After the session at WVC, numerous colleagues made the following comments regarding this controversial contention:

  • "I didn't go to vet school to sell insurance." In my opinion, we sell medical services every day to our clients. Hopefully, we do so by our conviction of what is truly best for their pet. Yes, you "sell" neuters, vaccines, flea products and medical services. You do so because you believe in the value of these services.

  • "You don't see pediatricians warning mothers to start saving money for their baby's imminent ear infections." That's true; pediatricians don't have to worry about this, because far more of their clients (parents) have insurance coverage for their children, than our clients do for their pets. Yet, we don't give our clients the benefit of knowing that insurance even exists!

  • "I don't have the time to discuss this with my clients." Make the time, and divert flea control and neutering discussions to your staff.

  • "If I take the time to discuss this, my clients won't listen, and they won't change their behavior." Based on this premise, your physician should not concern him/herself with your obesity, smoking, work hours, stress and other lifestyle issues having a detrimental effect on your health. After all, he/she's not a counselor, right?

  • "I do tell my clients at the time of referral to be prepared to spend a few thousand dollars."

From my viewpoint, this is like telling someone it's going to hurt after you've ripped off the Elastikon bandage from his hairy skin. Your clients need to start saving for that PU surgery, ACL tear, or splenic tumor when the pet is young.

The solution

I believe it's time for a new paradigm in which all general practitioners take greater responsibility for your clients' inabilities to cope with the ever-increasing costs of sick care for their pets.

No, you are not responsible for putting their money under a mattress or advising them on investments.

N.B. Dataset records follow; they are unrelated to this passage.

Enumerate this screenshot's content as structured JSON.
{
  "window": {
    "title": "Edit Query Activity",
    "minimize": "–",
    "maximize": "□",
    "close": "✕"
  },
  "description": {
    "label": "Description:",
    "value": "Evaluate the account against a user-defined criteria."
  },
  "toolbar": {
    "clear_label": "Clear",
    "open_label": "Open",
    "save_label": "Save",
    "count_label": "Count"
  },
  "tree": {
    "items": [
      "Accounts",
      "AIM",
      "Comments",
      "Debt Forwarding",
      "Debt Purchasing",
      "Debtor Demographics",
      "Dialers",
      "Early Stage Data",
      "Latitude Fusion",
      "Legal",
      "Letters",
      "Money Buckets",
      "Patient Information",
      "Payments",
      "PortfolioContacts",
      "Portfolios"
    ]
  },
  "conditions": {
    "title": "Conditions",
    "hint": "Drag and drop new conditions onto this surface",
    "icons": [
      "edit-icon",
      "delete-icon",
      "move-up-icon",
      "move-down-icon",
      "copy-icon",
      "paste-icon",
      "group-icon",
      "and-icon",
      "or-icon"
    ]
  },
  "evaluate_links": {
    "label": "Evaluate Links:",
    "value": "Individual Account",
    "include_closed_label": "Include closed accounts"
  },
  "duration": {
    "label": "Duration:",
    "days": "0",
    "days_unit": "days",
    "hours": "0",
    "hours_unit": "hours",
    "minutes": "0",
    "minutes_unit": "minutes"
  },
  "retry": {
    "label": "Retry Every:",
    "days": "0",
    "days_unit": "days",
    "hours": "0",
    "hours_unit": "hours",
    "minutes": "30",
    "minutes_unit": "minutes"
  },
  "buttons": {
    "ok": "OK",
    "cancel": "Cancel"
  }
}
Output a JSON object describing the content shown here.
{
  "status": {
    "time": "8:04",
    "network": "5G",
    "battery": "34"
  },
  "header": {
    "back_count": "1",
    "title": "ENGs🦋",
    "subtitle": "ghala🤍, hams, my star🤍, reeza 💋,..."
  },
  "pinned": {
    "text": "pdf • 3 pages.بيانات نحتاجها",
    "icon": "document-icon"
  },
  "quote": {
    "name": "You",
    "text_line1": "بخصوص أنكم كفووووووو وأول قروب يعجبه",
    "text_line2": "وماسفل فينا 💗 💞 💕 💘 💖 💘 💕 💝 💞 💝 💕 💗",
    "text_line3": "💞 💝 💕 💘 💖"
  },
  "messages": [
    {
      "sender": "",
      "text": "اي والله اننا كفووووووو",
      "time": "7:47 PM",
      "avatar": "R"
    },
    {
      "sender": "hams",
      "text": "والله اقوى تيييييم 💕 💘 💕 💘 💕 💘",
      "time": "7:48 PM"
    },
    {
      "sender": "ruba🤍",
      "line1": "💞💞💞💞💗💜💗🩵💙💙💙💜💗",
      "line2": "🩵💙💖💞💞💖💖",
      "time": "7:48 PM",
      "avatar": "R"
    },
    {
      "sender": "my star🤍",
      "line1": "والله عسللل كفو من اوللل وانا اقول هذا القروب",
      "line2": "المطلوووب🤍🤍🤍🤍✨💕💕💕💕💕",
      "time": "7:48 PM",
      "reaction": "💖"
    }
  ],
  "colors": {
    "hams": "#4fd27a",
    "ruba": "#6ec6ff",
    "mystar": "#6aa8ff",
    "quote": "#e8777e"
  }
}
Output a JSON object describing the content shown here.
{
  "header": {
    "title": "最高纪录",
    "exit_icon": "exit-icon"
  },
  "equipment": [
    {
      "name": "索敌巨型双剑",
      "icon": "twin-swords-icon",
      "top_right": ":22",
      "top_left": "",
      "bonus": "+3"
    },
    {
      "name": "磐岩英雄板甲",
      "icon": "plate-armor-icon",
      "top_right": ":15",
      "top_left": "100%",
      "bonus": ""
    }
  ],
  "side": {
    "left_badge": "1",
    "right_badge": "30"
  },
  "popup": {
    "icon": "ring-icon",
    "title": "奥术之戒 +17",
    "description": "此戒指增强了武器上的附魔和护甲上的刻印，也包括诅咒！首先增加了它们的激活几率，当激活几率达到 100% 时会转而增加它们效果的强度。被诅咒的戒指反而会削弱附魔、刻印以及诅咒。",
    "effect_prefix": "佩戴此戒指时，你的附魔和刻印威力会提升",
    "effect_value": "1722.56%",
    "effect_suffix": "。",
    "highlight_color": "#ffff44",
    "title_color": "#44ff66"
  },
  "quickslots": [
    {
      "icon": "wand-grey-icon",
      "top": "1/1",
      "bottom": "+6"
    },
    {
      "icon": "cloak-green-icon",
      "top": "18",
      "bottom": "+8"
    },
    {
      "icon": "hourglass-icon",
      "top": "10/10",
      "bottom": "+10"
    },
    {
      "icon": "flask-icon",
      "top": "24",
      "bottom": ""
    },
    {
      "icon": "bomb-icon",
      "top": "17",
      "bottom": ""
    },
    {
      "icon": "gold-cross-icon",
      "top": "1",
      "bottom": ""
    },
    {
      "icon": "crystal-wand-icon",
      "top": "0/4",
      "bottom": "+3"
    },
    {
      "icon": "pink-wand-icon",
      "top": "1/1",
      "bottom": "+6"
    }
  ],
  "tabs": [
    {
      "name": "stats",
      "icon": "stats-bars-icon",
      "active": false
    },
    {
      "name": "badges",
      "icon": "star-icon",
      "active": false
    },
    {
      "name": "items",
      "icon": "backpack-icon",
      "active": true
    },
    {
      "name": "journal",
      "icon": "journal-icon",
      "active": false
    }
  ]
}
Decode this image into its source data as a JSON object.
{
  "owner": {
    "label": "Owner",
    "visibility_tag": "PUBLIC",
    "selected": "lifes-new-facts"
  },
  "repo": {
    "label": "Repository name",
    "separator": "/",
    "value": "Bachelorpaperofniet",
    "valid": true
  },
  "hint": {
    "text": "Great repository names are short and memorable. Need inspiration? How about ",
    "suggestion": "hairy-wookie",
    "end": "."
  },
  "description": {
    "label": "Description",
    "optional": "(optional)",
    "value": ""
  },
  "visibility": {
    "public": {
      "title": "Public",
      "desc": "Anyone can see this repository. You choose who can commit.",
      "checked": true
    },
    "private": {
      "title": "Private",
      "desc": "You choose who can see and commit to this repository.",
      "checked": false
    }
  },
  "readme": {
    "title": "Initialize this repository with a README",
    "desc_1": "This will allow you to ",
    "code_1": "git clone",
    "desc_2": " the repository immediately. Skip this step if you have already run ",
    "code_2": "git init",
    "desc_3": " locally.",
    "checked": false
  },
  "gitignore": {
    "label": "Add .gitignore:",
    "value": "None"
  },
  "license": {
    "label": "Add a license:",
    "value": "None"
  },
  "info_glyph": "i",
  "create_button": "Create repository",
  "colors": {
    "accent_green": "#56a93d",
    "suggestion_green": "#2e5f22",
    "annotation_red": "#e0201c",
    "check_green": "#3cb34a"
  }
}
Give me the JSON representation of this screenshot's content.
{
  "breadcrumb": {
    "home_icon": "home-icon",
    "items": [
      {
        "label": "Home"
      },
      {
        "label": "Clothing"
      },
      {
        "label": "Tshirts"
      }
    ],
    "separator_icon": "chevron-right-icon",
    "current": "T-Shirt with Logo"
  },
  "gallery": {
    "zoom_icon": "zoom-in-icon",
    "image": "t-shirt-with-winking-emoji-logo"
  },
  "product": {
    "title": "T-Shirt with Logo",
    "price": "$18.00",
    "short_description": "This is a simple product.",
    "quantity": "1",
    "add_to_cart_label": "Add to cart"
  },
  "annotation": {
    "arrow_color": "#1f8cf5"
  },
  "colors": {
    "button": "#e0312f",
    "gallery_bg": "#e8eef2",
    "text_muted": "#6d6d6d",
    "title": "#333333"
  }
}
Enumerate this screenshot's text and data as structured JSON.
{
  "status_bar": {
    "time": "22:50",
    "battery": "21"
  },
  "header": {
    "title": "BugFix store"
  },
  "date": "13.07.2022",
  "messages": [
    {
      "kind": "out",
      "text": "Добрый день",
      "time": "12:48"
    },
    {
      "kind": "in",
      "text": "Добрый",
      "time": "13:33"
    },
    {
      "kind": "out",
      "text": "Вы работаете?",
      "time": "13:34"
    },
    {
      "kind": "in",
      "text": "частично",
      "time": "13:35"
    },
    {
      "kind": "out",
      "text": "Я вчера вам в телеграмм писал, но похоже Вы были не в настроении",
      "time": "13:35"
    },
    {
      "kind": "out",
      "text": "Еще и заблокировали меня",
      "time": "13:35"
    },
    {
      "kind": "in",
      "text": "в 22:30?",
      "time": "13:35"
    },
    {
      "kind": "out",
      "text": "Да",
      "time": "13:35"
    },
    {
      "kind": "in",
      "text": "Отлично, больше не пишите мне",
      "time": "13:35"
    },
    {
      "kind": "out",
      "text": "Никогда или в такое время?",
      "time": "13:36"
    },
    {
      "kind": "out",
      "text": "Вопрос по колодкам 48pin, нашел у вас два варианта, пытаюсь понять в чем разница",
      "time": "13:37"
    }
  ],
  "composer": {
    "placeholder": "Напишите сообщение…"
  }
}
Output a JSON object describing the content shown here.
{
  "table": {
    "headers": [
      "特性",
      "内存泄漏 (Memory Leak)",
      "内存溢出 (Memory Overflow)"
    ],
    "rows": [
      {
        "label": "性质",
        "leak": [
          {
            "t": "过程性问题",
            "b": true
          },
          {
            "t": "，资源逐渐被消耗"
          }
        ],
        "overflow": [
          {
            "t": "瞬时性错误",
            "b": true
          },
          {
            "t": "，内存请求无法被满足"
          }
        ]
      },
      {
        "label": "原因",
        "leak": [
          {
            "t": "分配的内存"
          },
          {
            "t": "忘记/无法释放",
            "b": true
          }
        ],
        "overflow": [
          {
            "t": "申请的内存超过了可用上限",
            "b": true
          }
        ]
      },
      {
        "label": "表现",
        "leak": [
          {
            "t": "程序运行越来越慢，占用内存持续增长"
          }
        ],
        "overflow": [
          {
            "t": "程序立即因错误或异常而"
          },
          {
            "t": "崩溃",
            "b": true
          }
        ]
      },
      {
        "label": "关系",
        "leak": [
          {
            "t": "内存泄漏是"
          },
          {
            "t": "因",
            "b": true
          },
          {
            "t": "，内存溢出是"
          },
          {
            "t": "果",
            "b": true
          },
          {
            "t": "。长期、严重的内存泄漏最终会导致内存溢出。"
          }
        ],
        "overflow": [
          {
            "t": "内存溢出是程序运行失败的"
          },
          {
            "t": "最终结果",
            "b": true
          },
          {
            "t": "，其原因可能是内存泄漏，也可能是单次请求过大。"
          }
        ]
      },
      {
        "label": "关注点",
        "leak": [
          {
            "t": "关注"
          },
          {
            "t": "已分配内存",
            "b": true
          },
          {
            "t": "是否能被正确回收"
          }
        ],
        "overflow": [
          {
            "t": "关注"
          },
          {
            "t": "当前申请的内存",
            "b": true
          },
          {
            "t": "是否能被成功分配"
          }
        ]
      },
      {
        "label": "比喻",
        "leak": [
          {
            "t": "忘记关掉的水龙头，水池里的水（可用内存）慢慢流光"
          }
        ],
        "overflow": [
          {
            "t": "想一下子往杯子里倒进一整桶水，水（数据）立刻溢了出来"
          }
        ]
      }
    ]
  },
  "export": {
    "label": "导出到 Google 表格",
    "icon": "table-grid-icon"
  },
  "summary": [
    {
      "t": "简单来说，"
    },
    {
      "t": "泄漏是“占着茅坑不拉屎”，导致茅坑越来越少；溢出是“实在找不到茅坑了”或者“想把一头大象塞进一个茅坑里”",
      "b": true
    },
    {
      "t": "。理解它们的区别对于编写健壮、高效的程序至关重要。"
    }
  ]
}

Yes, many of them will ignore this valuable, and life-saving advice. So what? Many clients decline your annual dental prophies, yet I hope you don't stop offering them if you feel they are necessary.

Letting your clients know that insurance and credit plans exist, and that the cost of a major illness can run thousands of dollars, is your obligation as a responsible family doctor. Although my hospital carries credit and insurance brochures in the lobby, for most clients, the initial exposure to the veterinary medical system is through their visit to the general practitioner for vaccines.

Consider how your valuable time is spent with your patients in the first six months of their lives, and which subjects will have the greatest impact on their ultimate longevity and quality of life.

Besides the profound impact of behavioral/elimination problems leading to euthanasia decisions, I can't think of another matter that carries such a dramatic and daily impact on us, our patients and clients, that for now, we choose to ignore.

Until the day arrives when most of us take the time to discuss the costs of medical care with our clients, I will continue to feel saddened and responsible when the next pet owner in my exam room looks up at me through tears and states, "I had no idea it would ever cost this much to save my dog 's life".